The rising phenomenon of "green on blue" shootings, where Taliban sympathizers turn against NATO military trainers, is seen as a grave concern. These incidents, often overshadowed by other news, highlight the ongoing challenges faced by coalition forces. Despite claims of progress, the enemy continues to wage war effectively.
With thousands of troops stationed in Afghanistan, the father questions the rationale behind an extended presence after 2014. Osama bin Laden has been eliminated, and the remaining threats can be addressed through alternative means. The focus should shift to training Afghan forces and allowing them to take responsibility for their own security.
The father acknowledges that some Afghan units have shown promise, but many others remain unprepared even after years of drilling. Joint operations have been curtailed due to the rise in insider attacks, forcing increased security measures for American personnel. This raises doubts about the feasibility of a sustainable partnership with Afghanistan.
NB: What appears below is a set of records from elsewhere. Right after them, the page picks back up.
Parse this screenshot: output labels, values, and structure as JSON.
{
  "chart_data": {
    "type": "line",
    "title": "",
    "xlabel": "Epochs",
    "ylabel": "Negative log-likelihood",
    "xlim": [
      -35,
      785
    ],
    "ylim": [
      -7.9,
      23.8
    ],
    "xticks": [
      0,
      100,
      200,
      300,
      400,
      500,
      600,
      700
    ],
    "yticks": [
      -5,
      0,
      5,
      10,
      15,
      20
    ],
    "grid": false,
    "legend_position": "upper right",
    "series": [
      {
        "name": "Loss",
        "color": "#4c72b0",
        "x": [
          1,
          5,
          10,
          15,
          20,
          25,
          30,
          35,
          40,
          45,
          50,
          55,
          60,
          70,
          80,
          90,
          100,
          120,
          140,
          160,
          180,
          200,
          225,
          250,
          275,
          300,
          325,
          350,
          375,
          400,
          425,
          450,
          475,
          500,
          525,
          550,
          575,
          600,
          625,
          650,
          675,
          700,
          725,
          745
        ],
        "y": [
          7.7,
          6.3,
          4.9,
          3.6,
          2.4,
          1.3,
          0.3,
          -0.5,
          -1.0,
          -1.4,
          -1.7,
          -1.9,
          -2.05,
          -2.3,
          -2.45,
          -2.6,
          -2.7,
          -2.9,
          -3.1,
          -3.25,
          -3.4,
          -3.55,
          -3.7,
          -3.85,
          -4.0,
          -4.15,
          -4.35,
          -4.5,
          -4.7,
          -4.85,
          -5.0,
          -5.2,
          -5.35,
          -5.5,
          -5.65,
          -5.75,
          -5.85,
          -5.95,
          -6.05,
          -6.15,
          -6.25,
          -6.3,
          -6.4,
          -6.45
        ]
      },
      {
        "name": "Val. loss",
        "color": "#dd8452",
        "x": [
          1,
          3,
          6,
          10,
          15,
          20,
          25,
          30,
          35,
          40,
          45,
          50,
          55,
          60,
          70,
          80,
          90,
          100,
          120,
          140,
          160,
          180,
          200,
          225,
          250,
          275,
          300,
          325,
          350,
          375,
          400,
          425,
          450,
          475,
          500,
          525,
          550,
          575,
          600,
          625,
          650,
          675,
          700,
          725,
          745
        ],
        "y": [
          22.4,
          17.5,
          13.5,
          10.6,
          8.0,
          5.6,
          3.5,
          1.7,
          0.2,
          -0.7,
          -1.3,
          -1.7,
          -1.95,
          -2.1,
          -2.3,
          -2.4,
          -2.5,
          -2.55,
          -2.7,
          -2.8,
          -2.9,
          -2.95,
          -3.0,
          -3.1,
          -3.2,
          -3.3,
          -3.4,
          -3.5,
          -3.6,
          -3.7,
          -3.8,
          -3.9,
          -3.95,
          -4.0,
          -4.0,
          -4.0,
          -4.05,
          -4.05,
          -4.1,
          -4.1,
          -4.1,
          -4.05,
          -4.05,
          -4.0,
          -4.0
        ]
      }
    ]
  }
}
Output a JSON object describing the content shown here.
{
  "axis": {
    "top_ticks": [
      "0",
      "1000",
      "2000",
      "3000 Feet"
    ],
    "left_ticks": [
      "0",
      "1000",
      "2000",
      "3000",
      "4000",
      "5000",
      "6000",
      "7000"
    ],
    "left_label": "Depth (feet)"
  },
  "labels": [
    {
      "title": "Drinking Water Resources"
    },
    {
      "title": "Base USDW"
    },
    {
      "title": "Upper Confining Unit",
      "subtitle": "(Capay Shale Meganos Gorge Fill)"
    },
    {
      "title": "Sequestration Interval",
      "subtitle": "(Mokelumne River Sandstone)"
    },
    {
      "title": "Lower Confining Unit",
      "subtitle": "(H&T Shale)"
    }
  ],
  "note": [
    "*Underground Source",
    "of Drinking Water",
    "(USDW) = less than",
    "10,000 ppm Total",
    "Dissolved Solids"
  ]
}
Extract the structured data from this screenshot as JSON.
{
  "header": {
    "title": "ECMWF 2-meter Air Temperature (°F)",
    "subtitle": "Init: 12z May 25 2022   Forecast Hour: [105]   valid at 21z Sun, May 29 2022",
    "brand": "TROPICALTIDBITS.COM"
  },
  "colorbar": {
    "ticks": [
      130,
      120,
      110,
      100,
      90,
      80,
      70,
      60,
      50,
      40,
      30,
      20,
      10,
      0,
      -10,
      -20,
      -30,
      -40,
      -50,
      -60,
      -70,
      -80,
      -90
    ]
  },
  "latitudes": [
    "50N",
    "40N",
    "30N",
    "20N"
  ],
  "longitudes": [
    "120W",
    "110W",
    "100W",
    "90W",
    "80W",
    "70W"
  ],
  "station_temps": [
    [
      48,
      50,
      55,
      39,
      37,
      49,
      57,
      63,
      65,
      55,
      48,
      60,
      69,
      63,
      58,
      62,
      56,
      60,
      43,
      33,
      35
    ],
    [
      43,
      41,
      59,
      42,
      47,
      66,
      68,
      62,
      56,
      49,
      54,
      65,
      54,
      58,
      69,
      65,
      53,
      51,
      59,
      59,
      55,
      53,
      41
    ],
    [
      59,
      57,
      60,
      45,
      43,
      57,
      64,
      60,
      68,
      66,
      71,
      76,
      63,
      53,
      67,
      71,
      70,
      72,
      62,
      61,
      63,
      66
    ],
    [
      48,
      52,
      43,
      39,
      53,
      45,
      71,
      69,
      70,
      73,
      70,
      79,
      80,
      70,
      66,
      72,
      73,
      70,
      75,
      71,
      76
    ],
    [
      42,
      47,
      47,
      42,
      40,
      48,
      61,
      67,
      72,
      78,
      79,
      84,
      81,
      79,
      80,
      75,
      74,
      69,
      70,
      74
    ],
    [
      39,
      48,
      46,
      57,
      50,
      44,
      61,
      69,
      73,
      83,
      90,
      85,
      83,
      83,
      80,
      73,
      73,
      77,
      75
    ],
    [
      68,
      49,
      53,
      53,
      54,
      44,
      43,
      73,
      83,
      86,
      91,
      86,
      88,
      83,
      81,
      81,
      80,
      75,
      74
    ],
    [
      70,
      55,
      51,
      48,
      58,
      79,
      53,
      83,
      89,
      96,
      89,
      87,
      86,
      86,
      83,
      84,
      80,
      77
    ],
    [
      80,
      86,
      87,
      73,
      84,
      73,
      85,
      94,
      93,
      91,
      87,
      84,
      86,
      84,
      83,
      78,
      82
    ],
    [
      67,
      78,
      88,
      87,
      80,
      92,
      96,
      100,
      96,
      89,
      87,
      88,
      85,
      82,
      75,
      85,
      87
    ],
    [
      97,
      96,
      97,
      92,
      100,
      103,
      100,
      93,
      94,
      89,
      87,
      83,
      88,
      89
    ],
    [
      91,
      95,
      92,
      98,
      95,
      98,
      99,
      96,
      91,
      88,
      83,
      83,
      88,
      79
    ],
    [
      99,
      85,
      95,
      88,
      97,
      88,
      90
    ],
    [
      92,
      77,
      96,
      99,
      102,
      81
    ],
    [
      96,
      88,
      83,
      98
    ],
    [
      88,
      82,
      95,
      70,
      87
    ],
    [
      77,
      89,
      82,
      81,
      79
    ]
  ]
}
Reflecting on a book by Rory Stewart, the father emphasizes the primitive and disconnected nature of much of Afghanistan. The loyalty of its people often lies within their own villages and tribes. Considering these realities, he questions the future prospects of a continued military presence.
In conclusion, the soldier's father calls for the withdrawal of troops from Afghanistan. He urges policymakers to prioritize the well-being of soldiers and their families and reevaluate the effectiveness of ongoing military efforts. It is time to bring his son, and all the soldiers, back home from Afghanistan.